Anksiyete Krizi Olan Birine Ne Yaparlardı?
Steve Rogers
Bir anksiyete krizi geçirseydin, seninle bulutların gökyüzünde nasıl hareket ettiğini, bu ışıkta manzaranın ne kadar güzel göründüğü hakkında konuşurdu, "Kuşları duyabiliyor musun, (y/n)?" Steve sizi doğaya bağlı tutardı. İzin verirsen, elini tutardı, elini omzuna koyardı, seni güvende tutardı ve kafandaki düşüncelerde kaybolmazdın.
Thor Odinson
Tam olarak ne yapacağını bilemediği için yardım etme konusunda en iyisi olmazdı. Ancak sana Asgard'dan, dokuz diyardan bahsederdi. Alfheim'daki şampanya kaynaklarında suyun ne kadar harika göründüğüne dair güzel hikayeler, Muspelheim'daki sonsuz ateşler hakkında. Her zaman mükemmel bir dikkat dağıtıcı olan peri masalları gibi hikayeler. Ve bir gün seni oraya götüreceğine söz verirdi.
Loki Laufeyson
Dikkatini dağıtmak için sihir kullanırdı. Güzel buz çiçeklerinin, kalelerin, dikkatinizi dağıtacak her şeyin görüntülerini yaratırdı. Loki'nin bu kadar umursadığını görmek sana garip gelebilirdi, ama gerçekten seni öyle görmeye dayanamıyordu. Böylece seni sakinleştirebileceğini düşünüyordu.
Natasha Romanoff
Bazen Bruce için yaptığı gibi, dokunarak seni sakinleştirirdi. Yalnız olsaydınız, bazen yalnız olmasanız bile, özellikle kötü bir anksiyete atağı olduğunu söylersen size şarkı söylerdi.
Clint Barton
Sana sarılırdı. Çenesini başının üstüne dayayarak seni kollarında tutardı ve bir ritim içinde birlikte hafifçe ileri geri sallanırdınız. "Tamam. Biliyorum. Biliyorum." diye fısıldardı. Titreme durana kadar seni biraz daha tutardı ve sonra sana gülümser, harika olduğunu söyler, buna inandığından emin olur ve sonra gitmene izin verirdi.
Wanda Maximoff
Anksiyete atağınızı tetikleyen veya seni endişelendiren her neyse sizi durdurmaya veya uzaklaştırmaya çalışırdı. Sana karşı çok koruyucu olurdu ve seni sakinleştirmek için elinden gelen her şeyi yapardı. Ona izin verirsen ve başka bir yol göremezse, aklını karıştırarak seni sakinleştirirdi.
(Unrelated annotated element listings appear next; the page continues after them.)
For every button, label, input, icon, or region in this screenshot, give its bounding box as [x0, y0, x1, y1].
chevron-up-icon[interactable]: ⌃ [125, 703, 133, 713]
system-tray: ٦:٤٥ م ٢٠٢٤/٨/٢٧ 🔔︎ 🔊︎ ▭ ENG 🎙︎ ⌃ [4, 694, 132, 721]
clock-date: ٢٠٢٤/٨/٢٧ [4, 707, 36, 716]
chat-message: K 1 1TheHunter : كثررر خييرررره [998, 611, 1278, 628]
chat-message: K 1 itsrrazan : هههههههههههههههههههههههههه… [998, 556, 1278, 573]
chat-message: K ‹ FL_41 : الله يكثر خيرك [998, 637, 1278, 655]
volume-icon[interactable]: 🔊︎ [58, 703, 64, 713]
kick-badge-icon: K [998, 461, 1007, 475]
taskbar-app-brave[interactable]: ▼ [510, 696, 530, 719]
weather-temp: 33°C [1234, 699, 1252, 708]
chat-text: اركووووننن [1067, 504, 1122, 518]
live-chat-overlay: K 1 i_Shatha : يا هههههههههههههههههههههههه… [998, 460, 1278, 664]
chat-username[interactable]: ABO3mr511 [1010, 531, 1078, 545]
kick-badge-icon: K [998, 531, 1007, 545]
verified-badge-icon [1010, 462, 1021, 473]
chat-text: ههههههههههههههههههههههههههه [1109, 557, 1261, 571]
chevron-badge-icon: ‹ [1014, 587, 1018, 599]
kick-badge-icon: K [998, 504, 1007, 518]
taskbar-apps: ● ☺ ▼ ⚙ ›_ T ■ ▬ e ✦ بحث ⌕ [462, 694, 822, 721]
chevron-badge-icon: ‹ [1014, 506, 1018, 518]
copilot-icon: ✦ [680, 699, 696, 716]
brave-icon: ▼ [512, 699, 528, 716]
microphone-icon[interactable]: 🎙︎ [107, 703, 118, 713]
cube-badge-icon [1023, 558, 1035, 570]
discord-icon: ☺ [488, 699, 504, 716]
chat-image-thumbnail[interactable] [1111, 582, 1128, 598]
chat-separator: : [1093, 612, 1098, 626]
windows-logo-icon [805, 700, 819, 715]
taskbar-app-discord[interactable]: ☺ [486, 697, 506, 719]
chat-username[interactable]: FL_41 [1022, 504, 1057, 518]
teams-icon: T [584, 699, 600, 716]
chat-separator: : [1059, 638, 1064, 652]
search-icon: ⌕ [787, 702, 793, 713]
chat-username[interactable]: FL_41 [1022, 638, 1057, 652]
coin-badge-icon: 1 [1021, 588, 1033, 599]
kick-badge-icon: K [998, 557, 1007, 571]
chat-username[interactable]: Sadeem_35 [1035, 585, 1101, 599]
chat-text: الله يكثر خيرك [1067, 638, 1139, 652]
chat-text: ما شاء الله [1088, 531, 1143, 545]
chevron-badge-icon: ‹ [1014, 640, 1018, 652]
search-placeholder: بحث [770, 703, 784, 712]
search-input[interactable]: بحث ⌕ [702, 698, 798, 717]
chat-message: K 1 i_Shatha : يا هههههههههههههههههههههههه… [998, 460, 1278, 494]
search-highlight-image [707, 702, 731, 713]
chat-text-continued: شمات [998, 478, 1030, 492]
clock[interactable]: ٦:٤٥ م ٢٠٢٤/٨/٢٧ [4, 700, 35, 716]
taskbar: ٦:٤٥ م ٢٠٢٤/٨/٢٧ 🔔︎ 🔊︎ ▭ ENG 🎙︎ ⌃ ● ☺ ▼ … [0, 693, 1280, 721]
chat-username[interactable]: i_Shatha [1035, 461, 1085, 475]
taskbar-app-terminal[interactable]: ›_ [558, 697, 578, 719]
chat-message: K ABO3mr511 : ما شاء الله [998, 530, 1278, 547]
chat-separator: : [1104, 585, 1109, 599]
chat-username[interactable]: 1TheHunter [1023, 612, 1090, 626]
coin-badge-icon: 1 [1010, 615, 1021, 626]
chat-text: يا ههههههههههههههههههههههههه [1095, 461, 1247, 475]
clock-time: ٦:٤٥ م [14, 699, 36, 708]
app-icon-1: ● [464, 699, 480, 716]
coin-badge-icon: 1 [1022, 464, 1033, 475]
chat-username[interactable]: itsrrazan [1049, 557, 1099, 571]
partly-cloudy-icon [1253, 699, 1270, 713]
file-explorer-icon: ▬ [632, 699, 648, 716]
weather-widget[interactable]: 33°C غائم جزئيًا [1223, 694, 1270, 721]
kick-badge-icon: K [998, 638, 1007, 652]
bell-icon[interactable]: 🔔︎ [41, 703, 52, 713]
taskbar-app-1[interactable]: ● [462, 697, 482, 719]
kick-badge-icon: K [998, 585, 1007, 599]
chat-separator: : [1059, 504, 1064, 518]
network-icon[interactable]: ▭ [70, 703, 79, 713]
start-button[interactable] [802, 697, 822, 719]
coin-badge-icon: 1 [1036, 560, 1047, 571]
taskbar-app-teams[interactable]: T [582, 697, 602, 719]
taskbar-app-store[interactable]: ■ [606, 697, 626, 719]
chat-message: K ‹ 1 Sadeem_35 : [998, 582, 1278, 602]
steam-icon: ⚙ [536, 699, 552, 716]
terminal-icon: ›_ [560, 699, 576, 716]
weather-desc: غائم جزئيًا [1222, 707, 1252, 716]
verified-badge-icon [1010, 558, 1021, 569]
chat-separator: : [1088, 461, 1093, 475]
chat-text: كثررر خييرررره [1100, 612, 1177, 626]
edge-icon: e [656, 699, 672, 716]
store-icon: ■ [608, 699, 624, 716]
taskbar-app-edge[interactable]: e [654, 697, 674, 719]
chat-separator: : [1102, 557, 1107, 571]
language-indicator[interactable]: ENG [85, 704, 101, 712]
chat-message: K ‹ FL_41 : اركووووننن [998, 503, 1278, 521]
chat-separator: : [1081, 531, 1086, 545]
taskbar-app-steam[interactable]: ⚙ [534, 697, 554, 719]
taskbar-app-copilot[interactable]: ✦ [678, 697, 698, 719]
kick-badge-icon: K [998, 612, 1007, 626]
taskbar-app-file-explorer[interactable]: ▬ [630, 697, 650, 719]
Ancak genellikle endişeli hissettiğin günlerde seninle yemek pişirirdi. Çok fazla kek ve kurabiye yapardın ve karnın ağrıyana kadar gülerdin.
Sam Wilson
Sana hep iyi olduğunu hatırlatırdı . Sıradan bir sohbette bile, "Hey (y/n), bir içki ister misin? iyisin değil mi? Bu arada gayet iyisin." Senin gülümsediğini görmek onu her zaman gülümsetirdi. Ayrıca sizi birçok şeye davet ederdi. Gelmek istemiyorsan sorun olmadığını, bahane üretmene gerek olmadığını söylerdi.
Tony Stark
Elbette seni anlardı. İyi olduğundan emin olmak için her zaman seni kontrol ederdi. Ne zaman bir hatırlatmaya ihtiyacın olduğunu düşünse, sana harika olduğunu söylerdi, seni güldürmeye çalışırdı.
Bucky Barnes
Anlardı ama sana farklı bir şekilde yardım ederdi. Bir molaya ihtiyacın olduğunu hissettiğinde sessizce seninle otururdu. Oturup sana hikayeler anlatırdı, sadece Steve'e anlattığı hikayeler. Üzgün, komik, hatta yürek parçalayıcı olurdu. Ama Bucky'nin yumuşak sesini duymak ve başparmağının elinizin arkasında hafifçe okşadığını hissetmek seni her zaman sakinleştirirdi. Gözyaşlarını ve titreyen dudağını saklamak için ellerinle yüzünü kapattığında, Bucky alnını senin alnına yaslar ve sana usulca fısıldardı. Size tekrar tekrar sorun olmadığını söylerdi. Sana sürekli harika olduğunu söyler, herkesin seni neden sevdiğini hatırlatırdı.
En sevdiğiniz hangisi oldu?
Hangi tepki sizi en çok sakinleştirirdi?